À partir du XVIe siècle apparaissent en Europe des dizaines de fictions pour le moins curieuses, qui font figurer quelques personnages imaginaires -- essentiellement des divinités de la mythologie gréco-latine comme Apollon et les Muses --, et de nombreux personnages "réels", sur une montagne elle-même à demi-imaginaire, le Parnasse. Qui sont donc ces personnages ? Des "poètes" antiques, vieux vernaculaires et modernes. Que font-ils là ? Cette communication se propose de montrer l'intérêt qui pousse des auteurs divers à écrire de telles fictions, à travers deux pistes de lecture. Ces textes réunissent de façon synchronique les meilleurs auteurs de tous temps ; je monterai d'abord qu'ils constituent une forme originale de l'histoire littéraire alors naissante. L'inclusion d'auteurs contemporains suppose en outre de faire des choix, voire justifier ou de débattre de ces choix : il s'agira de voir ensuite qu'à l'histoire se combine la critique littéraire, qui s'y exerce de façon souvent plaisante, et même parfois franchement comique et satirique.

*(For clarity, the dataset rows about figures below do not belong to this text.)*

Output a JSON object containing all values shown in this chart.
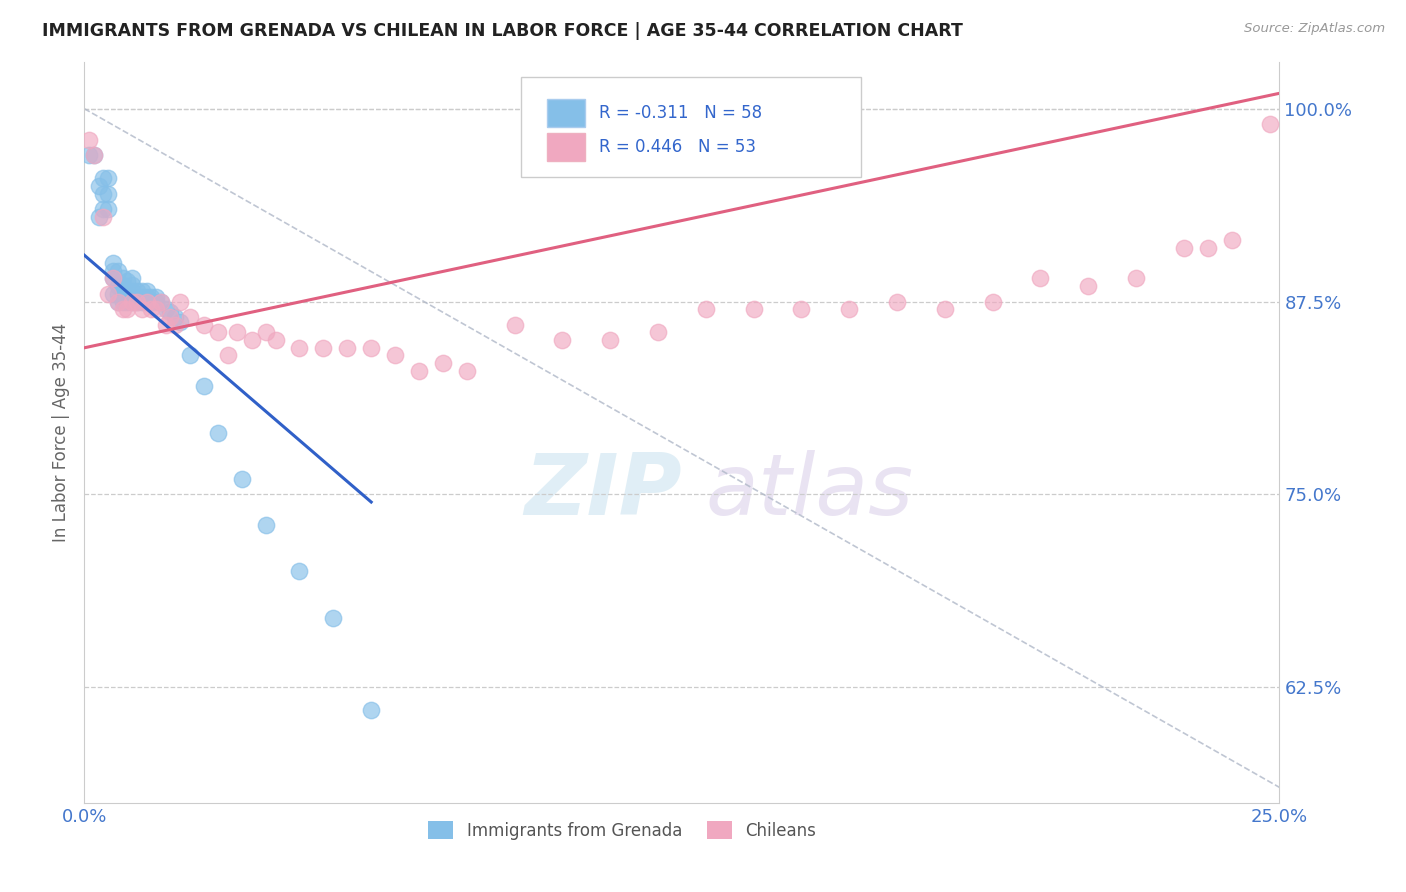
{
  "title": "IMMIGRANTS FROM GRENADA VS CHILEAN IN LABOR FORCE | AGE 35-44 CORRELATION CHART",
  "source_text": "Source: ZipAtlas.com",
  "ylabel": "In Labor Force | Age 35-44",
  "x_min": 0.0,
  "x_max": 0.25,
  "y_min": 0.55,
  "y_max": 1.03,
  "y_ticks": [
    0.625,
    0.75,
    0.875,
    1.0
  ],
  "y_tick_labels": [
    "62.5%",
    "75.0%",
    "87.5%",
    "100.0%"
  ],
  "x_ticks": [
    0.0,
    0.25
  ],
  "x_tick_labels": [
    "0.0%",
    "25.0%"
  ],
  "legend_r1": "R = -0.311",
  "legend_n1": "N = 58",
  "legend_r2": "R = 0.446",
  "legend_n2": "N = 53",
  "grenada_color": "#85bfe8",
  "chilean_color": "#f0a8c0",
  "grenada_line_color": "#3060c8",
  "chilean_line_color": "#e06080",
  "grenada_x": [
    0.001,
    0.002,
    0.003,
    0.003,
    0.004,
    0.004,
    0.004,
    0.005,
    0.005,
    0.005,
    0.006,
    0.006,
    0.006,
    0.006,
    0.007,
    0.007,
    0.007,
    0.007,
    0.008,
    0.008,
    0.008,
    0.008,
    0.008,
    0.009,
    0.009,
    0.009,
    0.009,
    0.01,
    0.01,
    0.01,
    0.01,
    0.01,
    0.011,
    0.011,
    0.011,
    0.012,
    0.012,
    0.012,
    0.013,
    0.013,
    0.013,
    0.014,
    0.014,
    0.015,
    0.015,
    0.016,
    0.017,
    0.018,
    0.019,
    0.02,
    0.022,
    0.025,
    0.028,
    0.033,
    0.038,
    0.045,
    0.052,
    0.06
  ],
  "grenada_y": [
    0.97,
    0.97,
    0.93,
    0.95,
    0.935,
    0.945,
    0.955,
    0.935,
    0.945,
    0.955,
    0.88,
    0.89,
    0.895,
    0.9,
    0.875,
    0.88,
    0.885,
    0.895,
    0.875,
    0.878,
    0.882,
    0.886,
    0.89,
    0.875,
    0.878,
    0.882,
    0.888,
    0.875,
    0.878,
    0.882,
    0.886,
    0.89,
    0.875,
    0.878,
    0.882,
    0.875,
    0.878,
    0.882,
    0.875,
    0.878,
    0.882,
    0.875,
    0.878,
    0.875,
    0.878,
    0.875,
    0.87,
    0.868,
    0.865,
    0.862,
    0.84,
    0.82,
    0.79,
    0.76,
    0.73,
    0.7,
    0.67,
    0.61
  ],
  "chilean_x": [
    0.001,
    0.002,
    0.004,
    0.005,
    0.006,
    0.007,
    0.008,
    0.009,
    0.01,
    0.011,
    0.012,
    0.013,
    0.014,
    0.015,
    0.016,
    0.017,
    0.018,
    0.019,
    0.02,
    0.022,
    0.025,
    0.028,
    0.03,
    0.032,
    0.035,
    0.038,
    0.04,
    0.045,
    0.05,
    0.055,
    0.06,
    0.065,
    0.07,
    0.075,
    0.08,
    0.09,
    0.1,
    0.11,
    0.12,
    0.13,
    0.14,
    0.15,
    0.16,
    0.17,
    0.18,
    0.19,
    0.2,
    0.21,
    0.22,
    0.23,
    0.235,
    0.24,
    0.248
  ],
  "chilean_y": [
    0.98,
    0.97,
    0.93,
    0.88,
    0.89,
    0.875,
    0.87,
    0.87,
    0.875,
    0.875,
    0.87,
    0.875,
    0.87,
    0.87,
    0.875,
    0.86,
    0.865,
    0.86,
    0.875,
    0.865,
    0.86,
    0.855,
    0.84,
    0.855,
    0.85,
    0.855,
    0.85,
    0.845,
    0.845,
    0.845,
    0.845,
    0.84,
    0.83,
    0.835,
    0.83,
    0.86,
    0.85,
    0.85,
    0.855,
    0.87,
    0.87,
    0.87,
    0.87,
    0.875,
    0.87,
    0.875,
    0.89,
    0.885,
    0.89,
    0.91,
    0.91,
    0.915,
    0.99
  ],
  "grenada_line_x": [
    0.0,
    0.06
  ],
  "grenada_line_y": [
    0.905,
    0.745
  ],
  "chilean_line_x": [
    0.0,
    0.25
  ],
  "chilean_line_y": [
    0.845,
    1.01
  ],
  "diag_line_x": [
    0.0,
    0.25
  ],
  "diag_line_y": [
    1.0,
    0.56
  ]
}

Ces œuvres mêlent ainsi au plaisir de la fiction celui de la réflexion sur le passé et le présent des belles-lettres.


Rowan Anderson (Trinity) - Retranslating Euphemism in Proust's A la recherche du temps perdu


Marcel Proust's A la recherche du temps perdu is most famous for its exploration of time and memory, as emblematised by the madeleine sequence. However, Proust's novel is also ground-breaking in its presentation of taboo topics, such as lesbianism and sex work. My overall project is therefore a comparison of the original text with its English translations in order to analyse how differences in translation reflect cultural attitudes to social transgression. In this presentation, I focus on translations of euphemism and slang in the Recherche, in order to analyse how different English editions of the text have translated covert and vague references to homosexuality. By examining how editors and translators have taken different approaches in translation, editing, and use of paratextual material, I explore how translators act as co-creators of the text. Furthermore, I use Karen Emmerich's argument that 'original text' is a misnomer in that originals are not completely stable, thus calling into question the stability of meaning in interpretations of euphemism and slang. Through this line of argument, I argue that variance in translation may shed light on new possibilities of meaning generated through different readings of the text, thus mimicking how we interpret euphemism and slang in day-to-day life.